With auteur filmmakers Martin Scorsese and Francis Ford Coppola publicly denouncing the artistic merits of contemporary popular cinema – there’s no denying that Tinsel Town is divided. Long gone are the days where audiences flocked to watch three-hour-long gangster dramas on the big screen – instead, multiplexes are dominated by comic book-based epics.
As director George Lucas prophesized in 2012 in reference to Spielberg’s presidential biopic; “eventually the ‘Lincolns’ will go away and they’re going to be on television.” With classic awards bait, such as The Irishman and Marriage Story demoted to Netflix – is this a flavour of the future Hollywood landscape? Or can The Academy Awards help elevate ‘adult-minded’ films to box office success?
For all their financial and critical wins; the creative value of Disney’s Marvel franchise is dubious. Helmed by various directors who are forced to stylistically adhere to the specific cinematic template established by Jon Favreau’s first two Iron Man movies; the criticisms launched at the blockbuster series are perhaps valid.
Despite this backlash from Hollywood’s ‘old guard’ – in recent years, audiences have felt misrepresented by the Oscars – as popular movies are continuously neglected by the Academy; viewing figures for the awards show have slumped. After the 2018 event attained the lowest ratings in the show’s history; it became clear to the producers that alterations to the format were needed.
Omitting the tradition of a host and securing wins for immensely popular movies, such as Bohemian Rhapsody and even the Marvel comic book adaptation; Black Panther proved to be a successful move for 2019, as the Oscars rekindled much of their viewership.
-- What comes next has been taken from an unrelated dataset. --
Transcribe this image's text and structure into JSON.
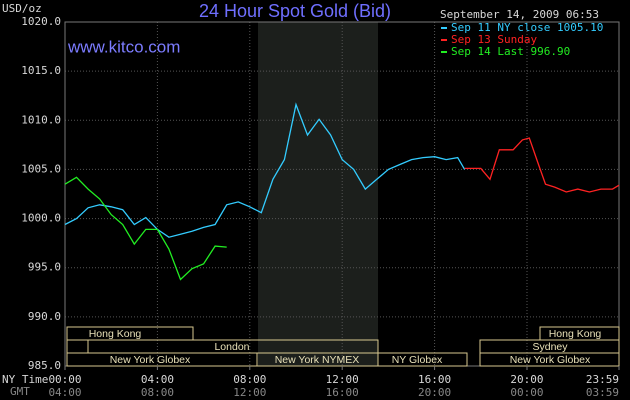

With Joker, and Once Upon a Time in Hollywood leading the nominations for 2020; it seems that mainstream cinema is beginning to intrude into a prestigious house formally dominated by high-brow, low-budget fares.
In an era led by social media; the Oscars have begun to realise how important community has become to film fandom. Whilst nominating popular movies may increase their viewership; smaller motion pictures that rely on Oscar buzz as the driving force behind their marketing campaigns suffer greatly. By increasing their theatrical runtime – studios could increase their box office revenue by riding on Oscar hype. Blockbusters such as Joker and Once Upon a Time in Hollywood are already boosted by colossal marketing budgets, therefore the attention generated by Oscar season does little but add a cherry of prestige atop hundreds of millions of dollars.
Perhaps the conflict for silver screen supremacy is less black-and-white than Martin Scorsese construes. Undoubtedly, the line between ‘popcorn cinema’ and ‘films for adults’ is beginning to blur. In Joker, Todd Phillips used a character entrenched in popular culture to conceal important commentary on mental health and its symbiosis with consumer capitalism – whilst Ryan Coogler broke cinematic history by providing crucial representation in Black Panther. Even James Mangold’s Logan, managed to explore a subversive, existentialist tale of an individual grappling with his own mortality within the confines of a superhero franchise.
As traditional cinema by renowned directors is restrained to the small screen – is conventional quality dissipating from filmdom? On the contrary; one could argue the art form is simply evolving with consumer demand. As the internet fuels us with media steeped in popular culture; these images become further ingrained into our psyche – cinema is perhaps entering a Warholian phase; where we seek self-referential entertainment that subverts Western iconography to challenge the limited ways in which we see and feel.